If walking in to my special cafe was only this: a casual sit down almost every morning after entering a little after 8 o’clock on weekdays has been my norm. They closed on Saturdays due to the pandemic changing walk-about folks in town … less of them strolling about in our little town.
Never just that. I always need something to capture my imagination or bring out the silly sense of bravery I need to sustain me during the coming hours of the day. My dear friend across from me shifted her stressful self slightly to the left. As I ashamedly slouched in the early morning deep red vinyl bench … this image Kilroy’d itself in the beautiful, beveled glass hanging gracefully – for nearly a century – on the wall. How many reflections? How many men, women, and children examined their lives during the early morning cold, snowy minutes in February … in Hollidaysburg, PA.
I did. Slightly scrutinizing the items on my daily agenda before snapping this picture above, that is. It didn’t take much time to deep dive into a twenty-minute self-discovery because the image in the mirror amused my egg-consuming self. As I began dipping the daily under or overly toasted rye toast into those fried eggs, the mirror resemblance above didn’t go away. I couldn’t allow it. Basic words attached themselves to the depiction staring back at me. Mirror words? Yes. But slightly more meaningful since it seemed I was silently talking to myself.

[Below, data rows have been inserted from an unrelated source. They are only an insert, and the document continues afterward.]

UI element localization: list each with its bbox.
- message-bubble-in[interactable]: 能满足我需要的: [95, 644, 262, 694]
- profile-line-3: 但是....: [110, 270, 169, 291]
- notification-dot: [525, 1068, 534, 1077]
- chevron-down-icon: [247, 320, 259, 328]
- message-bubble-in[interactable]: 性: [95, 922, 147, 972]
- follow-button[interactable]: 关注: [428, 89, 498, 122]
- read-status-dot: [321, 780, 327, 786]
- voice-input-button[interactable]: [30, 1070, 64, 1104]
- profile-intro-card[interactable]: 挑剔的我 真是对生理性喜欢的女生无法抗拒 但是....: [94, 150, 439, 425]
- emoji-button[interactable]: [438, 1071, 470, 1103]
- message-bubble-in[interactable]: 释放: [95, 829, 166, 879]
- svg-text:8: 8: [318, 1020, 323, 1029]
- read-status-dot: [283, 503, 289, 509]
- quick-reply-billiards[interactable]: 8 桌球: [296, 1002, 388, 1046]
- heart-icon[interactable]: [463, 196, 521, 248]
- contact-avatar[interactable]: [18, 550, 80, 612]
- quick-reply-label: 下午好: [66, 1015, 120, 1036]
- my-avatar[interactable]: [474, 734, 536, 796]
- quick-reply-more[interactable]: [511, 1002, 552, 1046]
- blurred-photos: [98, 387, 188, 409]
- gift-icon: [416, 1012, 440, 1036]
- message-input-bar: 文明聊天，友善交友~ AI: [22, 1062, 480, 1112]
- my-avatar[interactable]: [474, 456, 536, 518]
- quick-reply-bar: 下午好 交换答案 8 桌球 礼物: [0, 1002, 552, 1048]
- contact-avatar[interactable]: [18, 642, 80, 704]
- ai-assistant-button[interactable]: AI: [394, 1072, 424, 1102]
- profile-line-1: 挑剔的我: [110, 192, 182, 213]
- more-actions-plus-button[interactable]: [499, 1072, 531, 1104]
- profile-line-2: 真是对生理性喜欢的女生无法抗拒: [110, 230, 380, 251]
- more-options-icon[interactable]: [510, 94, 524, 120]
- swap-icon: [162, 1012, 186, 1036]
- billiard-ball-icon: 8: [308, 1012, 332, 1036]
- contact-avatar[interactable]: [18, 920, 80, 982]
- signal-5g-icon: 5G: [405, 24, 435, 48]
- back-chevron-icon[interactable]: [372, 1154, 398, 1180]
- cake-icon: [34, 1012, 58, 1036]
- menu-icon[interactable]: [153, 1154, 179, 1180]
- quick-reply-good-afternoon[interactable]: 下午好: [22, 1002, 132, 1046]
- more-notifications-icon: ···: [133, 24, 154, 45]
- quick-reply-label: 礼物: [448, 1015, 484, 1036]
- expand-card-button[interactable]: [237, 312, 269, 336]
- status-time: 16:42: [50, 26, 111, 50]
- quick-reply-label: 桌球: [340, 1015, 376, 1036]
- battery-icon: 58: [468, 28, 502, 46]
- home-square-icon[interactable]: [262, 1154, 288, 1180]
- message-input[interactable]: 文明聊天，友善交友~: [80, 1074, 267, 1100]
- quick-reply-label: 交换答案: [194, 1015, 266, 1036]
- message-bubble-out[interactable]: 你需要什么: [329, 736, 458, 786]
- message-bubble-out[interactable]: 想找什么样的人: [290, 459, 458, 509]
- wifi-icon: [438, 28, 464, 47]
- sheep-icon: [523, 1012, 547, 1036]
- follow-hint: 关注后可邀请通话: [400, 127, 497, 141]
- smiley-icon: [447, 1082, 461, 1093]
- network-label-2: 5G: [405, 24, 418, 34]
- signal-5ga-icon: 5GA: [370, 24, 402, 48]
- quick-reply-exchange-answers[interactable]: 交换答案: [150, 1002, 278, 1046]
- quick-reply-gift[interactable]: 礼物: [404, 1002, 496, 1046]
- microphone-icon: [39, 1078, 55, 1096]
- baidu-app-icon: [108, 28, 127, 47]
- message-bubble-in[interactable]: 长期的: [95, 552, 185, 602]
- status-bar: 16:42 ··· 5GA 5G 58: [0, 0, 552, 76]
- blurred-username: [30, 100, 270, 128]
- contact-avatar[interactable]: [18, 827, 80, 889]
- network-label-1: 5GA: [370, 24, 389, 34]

Maybe it was in my eyes? I don’t really know. I look tired. This isn’t about me, though.
You never know when life looks back at you … suddenly. Moments – like early morning look backs in a very familiar town’s cafe – jump back in your face suddenly when friends shift slightly. Movements by others across from you, during comfortable conversations, can turn in heartbeats. Familiar words and places abruptly change. We know. Boy, do we know, right?
I know. This week, friends of friends lost a loved one. I didn’t know the young man who passed away suddenly days ago. He lived out of state, but was closely connected to a local family and, by extension, to a close friend of mine. She was sitting with me when the news of his passing pinged on her phone a few days after I sat in the comfortable morning booth. She’s a different friend than the one across from me the other day. Different place, change of scenery and seating accommodations, but a life-sudden look back for her that sent an unexpected chill down her spine. There was no mirror. Just two friends eating turkey subs beside a surprisingly warm high-top table for two near a large window facing out into another cold, winter day.
She was momentarily dazed – as expected. I would have expected nothing less, not even knowing the man who passed away. The text came in instantly – as news does these days – through her texting service, I believe, so I respected the moment’s demands and sat silently for a few seconds – perhaps a minute or two – until she respectfully replied back. Mere words, yet meaningful to those receiving on the other end. Folks in shock – as she was making a connection.
My friend Rick W., a fellow musician, posted the following on Facebook:
“Yes, you have all heard this many times. But, sometimes repetition drives the thought home. Life is indeed fragile, and can be over as quickly as one turns a light off. Embrace, love, be thankful for your family and friends, and most importantly, give yourself a hug because you truly deserve it!”
The death of the young man inspired Rick to type those words due to his close association with the family. HIS look back. His mere words that are not just those meant for his reflecting back on us. Helping us to remember one who is suddenly no longer here. A Covid death among the many.
One man no longer here I never knew. One man – out of state – who is, now, joined to me because I have a habit of walking into a favorite, old cafe where so many have gone before me. Tired eyes looking back at me I’ve seen so many times before … and always with a message of hope in some weirdly shaped glass bottle washing up from the ocean of our experiences. Glass from a mirror with mere words meaning so much more as each day passes.
We have hope that these reflections keep the memories of those gone suddenly are still alive in our memories. They changed our lives while they were here. Yes, an overused cliché. Yes, admittedly in my early morning brain, I could come up with better words perhaps, but there aren’t any. Life is precious.
I have a few in my life that make the moments very special. They are here. Now. No words are really necessary to express how special they are.
As I look back at myself – looking at myself looking at myself – it’s just a silly picture. A casual sit down almost every morning after entering a little after 8 o’clock on weekdays is my reality.
For years upon years, the morning ritual of a bathroom mirror reflection has been so commonplace for ALL of us. We forget how special our lookbacks can be. It takes that special little shift to the left of a friend for us to realize how special our lives are … not only to us, but also to those who call us friends.
But, these are just mirror words. Go live. Find your eyes and take a picture. Sit back and enjoy a few minutes of the joy that is your life. The now.